In Canada, George W. Bush awarded prize for commitment to Israel

Former recipients of the award include former US President Bill Clinton and late Israeli Prime Minister Yitzhak Rabin.

 (photo credit: LIORA KOGAN / KEREN HAYESOD)
Former US President George W. Bush accepted an award for his commitment to Israel and the Jewish people, presented by the international leadership of Keren Hayesod - United Israel Appeal last week.
Bush received the Isaiah Award at a ceremony held at the biannual International Leadership Reunion Conference in Toronto. He was honored for his economic, diplomatic and security cooperation with Israel during his time as president.
Former recipients of the award include former US President Bill Clinton and late Israeli Prime Minister Yitzhak Rabin.
The Prize was awarded by 2015 Isaiah Award recipient Mikhael Mirilashvili who serves as vice president of the World Jewish Congress, president of the Euro-Asian Jewish Congress and is one of the key supporters of Keren Hayesod.
Along with the Prize, Mirilashvili gave the former president a Hebrew Bible and repeated the traditional Priests Blessing: "May God bless you and keep you; May God make his face shine upon you and be gracious to you; May God turn his face toward you and give you peace."
Bush thanked his hosts for the award and participated in a panel led by Canadian Senator Linda Frum, where he spoke about the political situation in the Middle East and the current challenges facing the US and Israel.

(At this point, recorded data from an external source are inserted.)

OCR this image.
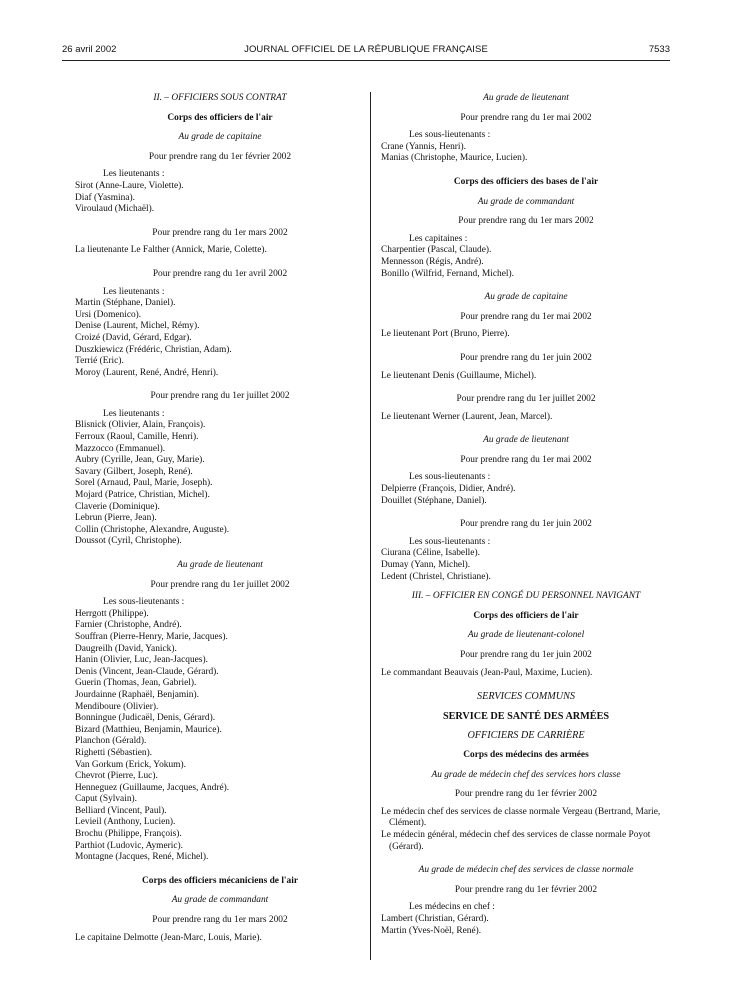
26 avril 2002	JOURNAL OFFICIEL DE LA RÉPUBLIQUE FRANÇAISE	7533
II. – OFFICIERS SOUS CONTRAT
Corps des officiers de l'air
Au grade de capitaine
Pour prendre rang du 1er février 2002
Les lieutenants :
Sirot (Anne-Laure, Violette).
Diaf (Yasmina).
Viroulaud (Michaël).
Pour prendre rang du 1er mars 2002
La lieutenante Le Falther (Annick, Marie, Colette).
Pour prendre rang du 1er avril 2002
Les lieutenants :
Martin (Stéphane, Daniel).
Ursi (Domenico).
Denise (Laurent, Michel, Rémy).
Croizé (David, Gérard, Edgar).
Duszkiewicz (Frédéric, Christian, Adam).
Terrié (Eric).
Moroy (Laurent, René, André, Henri).
Pour prendre rang du 1er juillet 2002
Les lieutenants :
Blisnick (Olivier, Alain, François).
Ferroux (Raoul, Camille, Henri).
Mazzocco (Emmanuel).
Aubry (Cyrille, Jean, Guy, Marie).
Savary (Gilbert, Joseph, René).
Sorel (Arnaud, Paul, Marie, Joseph).
Mojard (Patrice, Christian, Michel).
Claverie (Dominique).
Lebrun (Pierre, Jean).
Collin (Christophe, Alexandre, Auguste).
Doussot (Cyril, Christophe).
Au grade de lieutenant
Pour prendre rang du 1er juillet 2002
Les sous-lieutenants :
Herrgott (Philippe).
Farnier (Christophe, André).
Souffran (Pierre-Henry, Marie, Jacques).
Daugreilh (David, Yanick).
Hanin (Olivier, Luc, Jean-Jacques).
Denis (Vincent, Jean-Claude, Gérard).
Guerin (Thomas, Jean, Gabriel).
Jourdainne (Raphaël, Benjamin).
Mendiboure (Olivier).
Bonningue (Judicaël, Denis, Gérard).
Bizard (Matthieu, Benjamin, Maurice).
Planchon (Gérald).
Righetti (Sébastien).
Van Gorkum (Erick, Yokum).
Chevrot (Pierre, Luc).
Henneguez (Guillaume, Jacques, André).
Caput (Sylvain).
Belliard (Vincent, Paul).
Levieil (Anthony, Lucien).
Brochu (Philippe, François).
Parthiot (Ludovic, Aymeric).
Montagne (Jacques, René, Michel).
Corps des officiers mécaniciens de l'air
Au grade de commandant
Pour prendre rang du 1er mars 2002
Le capitaine Delmotte (Jean-Marc, Louis, Marie).
Au grade de lieutenant
Pour prendre rang du 1er mai 2002
Les sous-lieutenants :
Crane (Yannis, Henri).
Manias (Christophe, Maurice, Lucien).
Corps des officiers des bases de l'air
Au grade de commandant
Pour prendre rang du 1er mars 2002
Les capitaines :
Charpentier (Pascal, Claude).
Mennesson (Régis, André).
Bonillo (Wilfrid, Fernand, Michel).
Au grade de capitaine
Pour prendre rang du 1er mai 2002
Le lieutenant Port (Bruno, Pierre).
Pour prendre rang du 1er juin 2002
Le lieutenant Denis (Guillaume, Michel).
Pour prendre rang du 1er juillet 2002
Le lieutenant Werner (Laurent, Jean, Marcel).
Au grade de lieutenant
Pour prendre rang du 1er mai 2002
Les sous-lieutenants :
Delpierre (François, Didier, André).
Douillet (Stéphane, Daniel).
Pour prendre rang du 1er juin 2002
Les sous-lieutenants :
Ciurana (Céline, Isabelle).
Dumay (Yann, Michel).
Ledent (Christel, Christiane).
III. – OFFICIER EN CONGÉ DU PERSONNEL NAVIGANT
Corps des officiers de l'air
Au grade de lieutenant-colonel
Pour prendre rang du 1er juin 2002
Le commandant Beauvais (Jean-Paul, Maxime, Lucien).
SERVICES COMMUNS
SERVICE DE SANTÉ DES ARMÉES
OFFICIERS DE CARRIÈRE
Corps des médecins des armées
Au grade de médecin chef des services hors classe
Pour prendre rang du 1er février 2002
Le médecin chef des services de classe normale Vergeau (Bertrand, Marie, Clément).
Le médecin général, médecin chef des services de classe normale Poyot (Gérard).
Au grade de médecin chef des services de classe normale
Pour prendre rang du 1er février 2002
Les médecins en chef :
Lambert (Christian, Gérard).
Martin (Yves-Noël, René).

According to a participant at the event, Bush spoke about the nuclear deal with Iran, expressing his strong opposition to the agreement, saying he would never have signed it; he described Iran as the most destabilizing factor in the Middle East. Addressing US-Israel relations he reportedly said that the US president should back Israel unconditionally.
Other guests at the conference included Canadian Prime Minister Justin Trudeau and former prime minister Stephen Harper.
The president of Keren Hayesod in the Commonwealth of Independent States countries Alexander Mashkevitch, joined Mirilashvili in honoring Bush.
Both men were the recipients of a new Keren Hayesod prize called the "Jerusalem Defender's Award," which acknowledges efforts to reinforce Jerusalem's status in the international arena as the capital of Israel. Bush attended the ceremony in which Mirilashvili and Mashkevich received the prize.